Here is my proposed logic for the “Crowdfunding Paradox”:

  1. Crowdfunding allows niche products to find market fit.

  2. Crowdfunding sites benefit more from larger, successful projects than ones that might fail.

  3. Products with broad market fit can still use crowdfunding sites.

  4. Crowdfunding sites have no incentive to help niche products.

The FA:CE campaign is definitely not funded at a level I’d like. There are fair statements to make about our own marketing efforts. However, looking around on Gamefound right now, you’d be hard-pressed to say what’s trending needs distributed venture capital to be successful. A special edition of a game in BGG’s top 50? Seems like it would have done fine without a third-party platform raising money.

I know readers are rolling their eyes going, “Yeah, Kickstarter and its ilk have been preorder marketing for years. Are you just figuring this out?” No, I’ve seen a campaign from CMON. But what does surprise me is the unwillingness of the community to accept things outside of that level of major corporate investment. Pre-production copies of games are expensive to make and sending those to 10+ reviewers isn’t cheap either. Add in all the art assets, videos, and ads, and I would be surprised if the average game didn’t spend more than its funding goal before launch. If you don’t do that level of production, there’s no way your campaign is going viral. If the goal of crowdfunding is to help innovation, then this isn’t a healthy ecosystem.

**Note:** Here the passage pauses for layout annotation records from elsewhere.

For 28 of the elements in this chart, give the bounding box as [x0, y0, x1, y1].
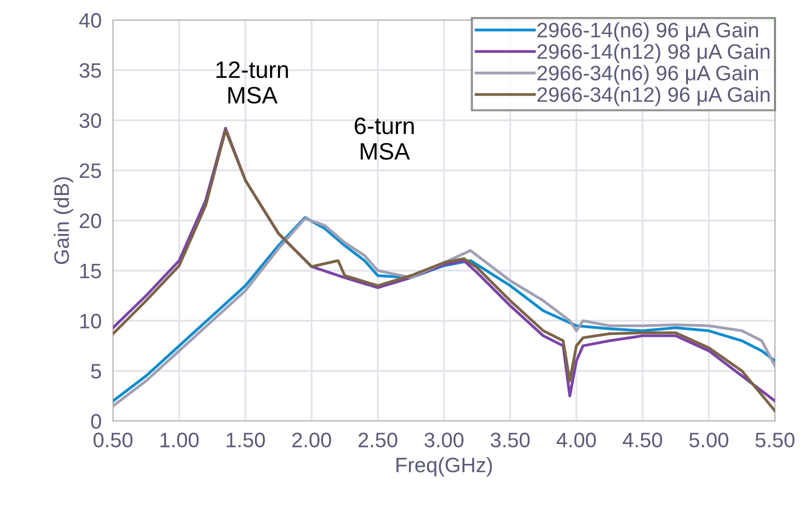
x-tick-label: 3.50 [490, 432, 530, 448]
legend-label: 2966-34(n12) 96 μA Gain [538, 86, 770, 106]
y-tick-label: 15 [80, 264, 102, 278]
x-tick-label: 5.00 [689, 432, 728, 448]
y-tick-label: 10 [80, 314, 102, 329]
y-axis-title: Gain (dB) [54, 177, 74, 264]
x-tick-label: 5.50 [756, 432, 794, 448]
x-tick-label: 4.50 [622, 432, 662, 448]
x-tick-label: 4.00 [556, 432, 596, 448]
annotation: 12-turn MSA [216, 61, 288, 104]
legend-label: 2966-14(n6) 96 μA Gain [538, 22, 758, 42]
annotation: 6-turn MSA [354, 118, 414, 160]
y-tick-label: 40 [79, 13, 102, 28]
y-tick-label: 5 [91, 364, 102, 379]
x-tick-label: 2.50 [358, 432, 398, 448]
y-tick-label: 35 [80, 63, 102, 78]
x-axis-title: Freq(GHz) [396, 457, 492, 477]
y-tick-label: 30 [80, 113, 102, 128]
legend-label: 2966-34(n6) 96 μA Gain [538, 65, 758, 85]
x-tick-label: 2.00 [292, 432, 332, 448]
y-tick-label: 20 [80, 214, 102, 228]
x-tick-label: 1.00 [160, 432, 199, 448]
y-tick-label: 0 [91, 414, 102, 429]
x-tick-label: 3.00 [424, 432, 464, 448]
x-tick-label: 1.50 [226, 432, 265, 448]
legend-label: 2966-14(n12) 98 μA Gain [538, 44, 770, 64]
y-tick-label: 25 [80, 163, 102, 178]
x-tick-label: 0.50 [94, 432, 132, 448]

Gaming absolutely needs a constant influx of new talent, voices, and ideas. The recycling of intellectual property, repetition of trendy mechanics, and mountains of plastic miniatures aren’t going to increase the amount of joy in the hobby; only stagnate it. Fall of Magic isn’t my choice for a game night, but I’m glad it exists – gaming is better by having a weird scroll game about nihilism. It’s also gut-wrenching to see a campaign that was considered highly successful a decade ago that probably wouldn’t be funded today (A mockup instead of detailed renderings? Text instead of infographics? No review videos for a game that’s not published? One-out-of-ten crowdfunding campaign.)

If crowdfunding sites are “victims” of their own success, how do we fix this? Realistically, you, the savvy consumer, need to help evangelize innovation and creativity. You, the intellectual reading this humble game designer’s blog, have a moral imperative to help guide this hobby to a place where a plucky studio with a good idea can find an audience beyond yourself. Same goes for the media: only sharing what’s popular to get clicks probably isn’t why you wanted to make videos about board games. I have the utmost respect for Stonemaier Games leaving Kickstarter. They didn’t need the platform to be successful and they made way for others.

CPG loves to zig where others zag. It’s a detriment to our funding goals right now. But as a consumer, I can’t watch another video where generic 3D renders move. I don’t buy games based on piece count. I backed 7th Citadel because instead of leading with what’s in the box, they told me I’d be a “slave gardener”. In the same vein, I’d rather make a video to promote a board game never say the word “game”.